Kasus hukum yang melibatkan mantan Direktur Utama PT Indosat Mega Media (IM2) Indar Atmanto menarik untuk disimak. Setelah bergulir selama beberapa bulan di Pengadilan Tindak Pidana Korupsi (Tipikor), kasus ini semakin menjadi jelas. Para saksi ahli yang dihadirkan di dalam persidangan mampu menjelaskan duduk perkara kasus ini secara objektif dan gamblang.

Dalam kasus ini, Kejaksaan Agung (Kejagung) menganggap telah terjadi pelanggaran hukum dari kerja sama yang dilakukan oleh PT Indosat dan anak perusahaannya, IM2 terkait dengan penggunaan frekuensi 2,1 Ghz. Menurut Kejagung, kerja sama tersebut telah melanggar minimal dua peraturan. Sebagai frekuensi primer, frekuensi 2,1 Ghz tidak boleh digunakan oleh pihak lain selain pemenang lelang dan oleh karenanya kerja sama keduanya dianggap melanggar Pasal 2 Ayat 2 Peraturan Menteri Komunikasi dan Informatika Nomor 7 Tahun 2006. Kerja sama tersebut juga dituduh melanggar Pasal 25 Ayat 1 Peraturan Pemerintah Nomor 53 Tahun 2000 karena frekuensi primer tidak boleh dialihkan.
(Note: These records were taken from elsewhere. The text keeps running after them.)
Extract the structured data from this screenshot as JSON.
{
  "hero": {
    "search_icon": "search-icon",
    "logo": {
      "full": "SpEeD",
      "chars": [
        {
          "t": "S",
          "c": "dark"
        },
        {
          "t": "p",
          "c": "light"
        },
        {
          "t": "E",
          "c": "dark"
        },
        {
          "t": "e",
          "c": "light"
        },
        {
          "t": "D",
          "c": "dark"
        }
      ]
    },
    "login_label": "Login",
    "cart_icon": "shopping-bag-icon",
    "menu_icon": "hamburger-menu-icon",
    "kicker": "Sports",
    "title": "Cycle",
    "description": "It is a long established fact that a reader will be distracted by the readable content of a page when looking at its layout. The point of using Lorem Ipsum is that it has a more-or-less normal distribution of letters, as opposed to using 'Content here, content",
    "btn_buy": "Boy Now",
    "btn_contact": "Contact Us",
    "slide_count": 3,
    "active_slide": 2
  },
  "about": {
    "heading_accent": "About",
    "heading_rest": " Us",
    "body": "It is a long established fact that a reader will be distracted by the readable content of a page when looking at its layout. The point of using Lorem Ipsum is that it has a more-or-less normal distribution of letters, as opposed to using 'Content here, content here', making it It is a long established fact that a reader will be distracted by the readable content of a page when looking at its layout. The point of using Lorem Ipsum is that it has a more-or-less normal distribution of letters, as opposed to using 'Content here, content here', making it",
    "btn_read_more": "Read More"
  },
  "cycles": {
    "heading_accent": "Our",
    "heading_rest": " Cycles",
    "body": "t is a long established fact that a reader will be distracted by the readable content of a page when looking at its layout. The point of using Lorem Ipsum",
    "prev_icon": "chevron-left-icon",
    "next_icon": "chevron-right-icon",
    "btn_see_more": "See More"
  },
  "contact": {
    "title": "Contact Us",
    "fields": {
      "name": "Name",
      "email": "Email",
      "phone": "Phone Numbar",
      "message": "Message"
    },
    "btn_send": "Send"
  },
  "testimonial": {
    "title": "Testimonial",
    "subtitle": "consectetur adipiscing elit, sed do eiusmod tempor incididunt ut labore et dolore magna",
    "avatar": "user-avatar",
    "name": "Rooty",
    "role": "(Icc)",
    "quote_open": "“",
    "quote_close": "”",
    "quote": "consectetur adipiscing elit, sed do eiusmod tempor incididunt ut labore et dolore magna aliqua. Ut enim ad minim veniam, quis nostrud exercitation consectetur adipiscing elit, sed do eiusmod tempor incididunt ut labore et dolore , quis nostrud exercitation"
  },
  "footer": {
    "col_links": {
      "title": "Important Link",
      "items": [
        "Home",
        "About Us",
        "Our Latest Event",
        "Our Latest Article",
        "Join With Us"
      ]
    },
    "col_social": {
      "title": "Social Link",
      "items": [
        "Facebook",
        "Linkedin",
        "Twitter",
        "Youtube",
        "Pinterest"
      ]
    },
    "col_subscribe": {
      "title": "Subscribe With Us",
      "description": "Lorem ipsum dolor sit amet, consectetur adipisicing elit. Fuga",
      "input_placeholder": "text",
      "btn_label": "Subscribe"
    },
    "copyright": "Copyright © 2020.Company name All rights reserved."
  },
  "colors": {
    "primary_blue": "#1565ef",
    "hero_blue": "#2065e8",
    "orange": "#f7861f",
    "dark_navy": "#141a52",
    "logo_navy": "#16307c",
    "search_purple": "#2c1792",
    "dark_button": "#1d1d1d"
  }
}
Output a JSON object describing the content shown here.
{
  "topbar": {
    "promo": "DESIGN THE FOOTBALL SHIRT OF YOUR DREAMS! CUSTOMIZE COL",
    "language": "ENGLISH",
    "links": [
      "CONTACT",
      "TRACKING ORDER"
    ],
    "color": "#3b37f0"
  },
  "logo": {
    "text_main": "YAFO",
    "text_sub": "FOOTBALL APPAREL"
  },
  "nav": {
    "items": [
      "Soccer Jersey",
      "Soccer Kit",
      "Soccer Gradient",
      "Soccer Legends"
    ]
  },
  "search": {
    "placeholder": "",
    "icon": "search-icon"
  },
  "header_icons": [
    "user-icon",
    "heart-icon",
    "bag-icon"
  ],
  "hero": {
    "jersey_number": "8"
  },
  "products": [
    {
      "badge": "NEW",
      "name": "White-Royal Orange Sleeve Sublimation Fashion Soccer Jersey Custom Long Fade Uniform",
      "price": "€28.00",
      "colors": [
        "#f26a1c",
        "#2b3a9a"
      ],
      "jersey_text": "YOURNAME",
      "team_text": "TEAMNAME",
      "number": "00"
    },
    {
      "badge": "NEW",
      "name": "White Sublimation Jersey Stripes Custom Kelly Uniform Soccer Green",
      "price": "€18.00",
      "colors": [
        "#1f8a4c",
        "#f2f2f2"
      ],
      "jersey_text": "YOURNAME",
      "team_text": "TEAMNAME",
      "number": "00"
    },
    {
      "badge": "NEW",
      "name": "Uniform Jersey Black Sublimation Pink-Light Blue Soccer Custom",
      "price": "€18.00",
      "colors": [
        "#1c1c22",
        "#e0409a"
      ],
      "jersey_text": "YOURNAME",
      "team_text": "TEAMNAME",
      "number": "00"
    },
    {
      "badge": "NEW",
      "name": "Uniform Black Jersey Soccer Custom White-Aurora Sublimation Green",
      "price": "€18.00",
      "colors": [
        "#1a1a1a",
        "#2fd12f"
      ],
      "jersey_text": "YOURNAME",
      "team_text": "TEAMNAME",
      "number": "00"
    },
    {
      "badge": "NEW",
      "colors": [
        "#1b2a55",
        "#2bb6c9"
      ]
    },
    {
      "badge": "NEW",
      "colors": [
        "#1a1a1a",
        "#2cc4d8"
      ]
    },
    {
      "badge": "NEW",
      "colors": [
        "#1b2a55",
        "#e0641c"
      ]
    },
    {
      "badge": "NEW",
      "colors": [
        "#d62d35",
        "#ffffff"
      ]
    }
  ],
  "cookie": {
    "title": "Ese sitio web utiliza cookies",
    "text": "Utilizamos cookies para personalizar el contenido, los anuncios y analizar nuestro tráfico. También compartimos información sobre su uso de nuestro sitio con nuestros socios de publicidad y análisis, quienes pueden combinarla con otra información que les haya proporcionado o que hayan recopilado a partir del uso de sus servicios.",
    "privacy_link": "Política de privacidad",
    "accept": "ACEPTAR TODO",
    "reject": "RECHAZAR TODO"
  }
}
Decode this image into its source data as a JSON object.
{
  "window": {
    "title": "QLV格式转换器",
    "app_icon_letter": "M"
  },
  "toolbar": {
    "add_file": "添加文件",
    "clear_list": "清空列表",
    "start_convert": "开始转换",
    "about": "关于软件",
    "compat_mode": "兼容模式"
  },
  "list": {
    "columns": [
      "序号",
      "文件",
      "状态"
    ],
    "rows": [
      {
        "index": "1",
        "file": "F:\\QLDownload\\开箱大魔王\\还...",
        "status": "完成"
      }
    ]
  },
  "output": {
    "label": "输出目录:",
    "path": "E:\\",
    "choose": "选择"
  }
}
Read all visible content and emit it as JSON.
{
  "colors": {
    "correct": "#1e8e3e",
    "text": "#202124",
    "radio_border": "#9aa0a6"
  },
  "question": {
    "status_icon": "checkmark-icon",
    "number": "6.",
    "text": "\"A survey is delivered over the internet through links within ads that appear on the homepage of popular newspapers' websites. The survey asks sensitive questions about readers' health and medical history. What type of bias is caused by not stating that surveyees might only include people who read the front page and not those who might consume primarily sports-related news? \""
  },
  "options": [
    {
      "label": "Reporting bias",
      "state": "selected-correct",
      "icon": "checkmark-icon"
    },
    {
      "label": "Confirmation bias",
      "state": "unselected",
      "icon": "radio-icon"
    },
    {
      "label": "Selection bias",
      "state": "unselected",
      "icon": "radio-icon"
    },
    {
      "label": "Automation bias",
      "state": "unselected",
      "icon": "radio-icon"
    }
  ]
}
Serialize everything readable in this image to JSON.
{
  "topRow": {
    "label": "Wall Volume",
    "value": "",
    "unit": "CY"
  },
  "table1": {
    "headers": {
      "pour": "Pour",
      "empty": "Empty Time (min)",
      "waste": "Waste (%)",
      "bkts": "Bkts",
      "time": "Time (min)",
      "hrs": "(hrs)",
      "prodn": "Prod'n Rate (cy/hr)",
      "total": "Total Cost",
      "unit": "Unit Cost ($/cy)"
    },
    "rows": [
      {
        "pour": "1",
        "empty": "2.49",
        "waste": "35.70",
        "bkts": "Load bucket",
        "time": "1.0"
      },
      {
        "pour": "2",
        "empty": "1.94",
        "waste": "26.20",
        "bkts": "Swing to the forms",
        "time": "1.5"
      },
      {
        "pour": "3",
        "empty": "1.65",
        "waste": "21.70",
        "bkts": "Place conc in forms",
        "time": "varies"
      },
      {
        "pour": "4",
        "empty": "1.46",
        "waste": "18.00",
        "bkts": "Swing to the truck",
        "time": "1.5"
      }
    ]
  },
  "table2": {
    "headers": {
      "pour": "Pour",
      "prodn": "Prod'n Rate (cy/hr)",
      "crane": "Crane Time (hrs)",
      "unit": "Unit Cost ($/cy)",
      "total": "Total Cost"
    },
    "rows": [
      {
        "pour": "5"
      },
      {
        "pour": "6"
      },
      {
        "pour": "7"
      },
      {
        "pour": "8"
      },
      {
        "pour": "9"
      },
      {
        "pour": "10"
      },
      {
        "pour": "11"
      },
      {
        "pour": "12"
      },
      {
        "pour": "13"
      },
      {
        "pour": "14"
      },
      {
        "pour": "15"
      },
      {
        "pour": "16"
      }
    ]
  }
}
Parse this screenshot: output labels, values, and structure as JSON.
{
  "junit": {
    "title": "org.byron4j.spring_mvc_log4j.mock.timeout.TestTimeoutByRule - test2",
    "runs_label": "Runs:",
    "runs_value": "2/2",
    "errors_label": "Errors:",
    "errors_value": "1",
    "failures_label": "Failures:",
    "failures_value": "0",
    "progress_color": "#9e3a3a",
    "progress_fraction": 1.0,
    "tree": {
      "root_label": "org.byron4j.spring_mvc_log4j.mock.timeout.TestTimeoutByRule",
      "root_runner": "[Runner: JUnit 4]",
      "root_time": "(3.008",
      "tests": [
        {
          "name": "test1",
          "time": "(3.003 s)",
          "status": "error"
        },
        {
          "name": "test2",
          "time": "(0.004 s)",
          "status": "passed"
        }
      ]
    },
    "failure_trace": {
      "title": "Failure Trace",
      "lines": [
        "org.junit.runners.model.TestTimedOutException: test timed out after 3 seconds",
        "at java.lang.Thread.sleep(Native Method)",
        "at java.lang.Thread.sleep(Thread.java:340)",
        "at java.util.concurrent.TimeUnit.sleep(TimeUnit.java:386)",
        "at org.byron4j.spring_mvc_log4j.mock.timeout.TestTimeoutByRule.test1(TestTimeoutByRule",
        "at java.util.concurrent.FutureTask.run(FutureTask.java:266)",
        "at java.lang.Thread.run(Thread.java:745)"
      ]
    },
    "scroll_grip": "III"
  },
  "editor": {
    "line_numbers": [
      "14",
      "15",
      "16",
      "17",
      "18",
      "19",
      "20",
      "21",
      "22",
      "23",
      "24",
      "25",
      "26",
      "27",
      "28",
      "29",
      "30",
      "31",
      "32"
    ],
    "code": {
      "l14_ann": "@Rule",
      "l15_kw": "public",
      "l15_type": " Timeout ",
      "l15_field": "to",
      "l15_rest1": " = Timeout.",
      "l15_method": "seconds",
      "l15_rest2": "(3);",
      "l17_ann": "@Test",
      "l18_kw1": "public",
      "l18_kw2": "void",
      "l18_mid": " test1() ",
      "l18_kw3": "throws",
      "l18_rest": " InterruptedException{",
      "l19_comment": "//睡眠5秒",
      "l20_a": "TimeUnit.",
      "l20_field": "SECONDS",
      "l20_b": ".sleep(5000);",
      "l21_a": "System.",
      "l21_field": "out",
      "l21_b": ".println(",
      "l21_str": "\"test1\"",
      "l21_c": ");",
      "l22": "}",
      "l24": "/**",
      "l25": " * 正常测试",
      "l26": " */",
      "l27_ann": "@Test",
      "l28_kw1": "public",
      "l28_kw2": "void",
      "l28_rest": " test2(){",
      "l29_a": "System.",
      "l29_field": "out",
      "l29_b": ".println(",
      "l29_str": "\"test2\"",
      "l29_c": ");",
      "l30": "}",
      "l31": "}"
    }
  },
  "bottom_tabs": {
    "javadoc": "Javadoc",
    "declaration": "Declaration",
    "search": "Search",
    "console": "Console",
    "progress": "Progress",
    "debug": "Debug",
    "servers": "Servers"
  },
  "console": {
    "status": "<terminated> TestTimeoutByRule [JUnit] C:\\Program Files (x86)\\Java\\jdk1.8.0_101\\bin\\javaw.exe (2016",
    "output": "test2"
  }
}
Sepintas dakwaan tersebut tampaknya ditujukan untuk menyelamatkan industri telekomunikasi, namun kita harus melihat dasar hukum yang dipakai dan kondisi telekomunikasi nasional yang sesungguhnya. Perlu dicermati bahwa sedari awal Kementrian Telekomunikasi dan Informasi (Kominfo) selaku regulator industri telekomunikasi sudah menyatakan kalau tidak ada peraturan yang dilanggar oleh Indosat dan IM2 dalam kerja sama keduanya. Bahkan, pihak Kominfo sudah mengirimkan surat resmi kepada Kejagung, akhir tahun lalu berkenaan dengan hal ini, yang menyatakan dengan jelas bahwa apa yang dilakukan oleh Indosat dan IM2 sudah sesuai dengan UU No. 36 Tahun 1999 tentang Telekomunikasi. Bisa dimengerti kalau banyak pihak, terutama kalangan awam, mengalami kesulitan dalam memahami kasus ini karena pada dasarnya industri telekomunikasi merupakan sebuah industri yang sarat akan istilah dan jargon teknis. Contoh sederhananya, misalnya, definisi 'penyedia jaringan', 'penyedia jasa' dan 'frekuensi'.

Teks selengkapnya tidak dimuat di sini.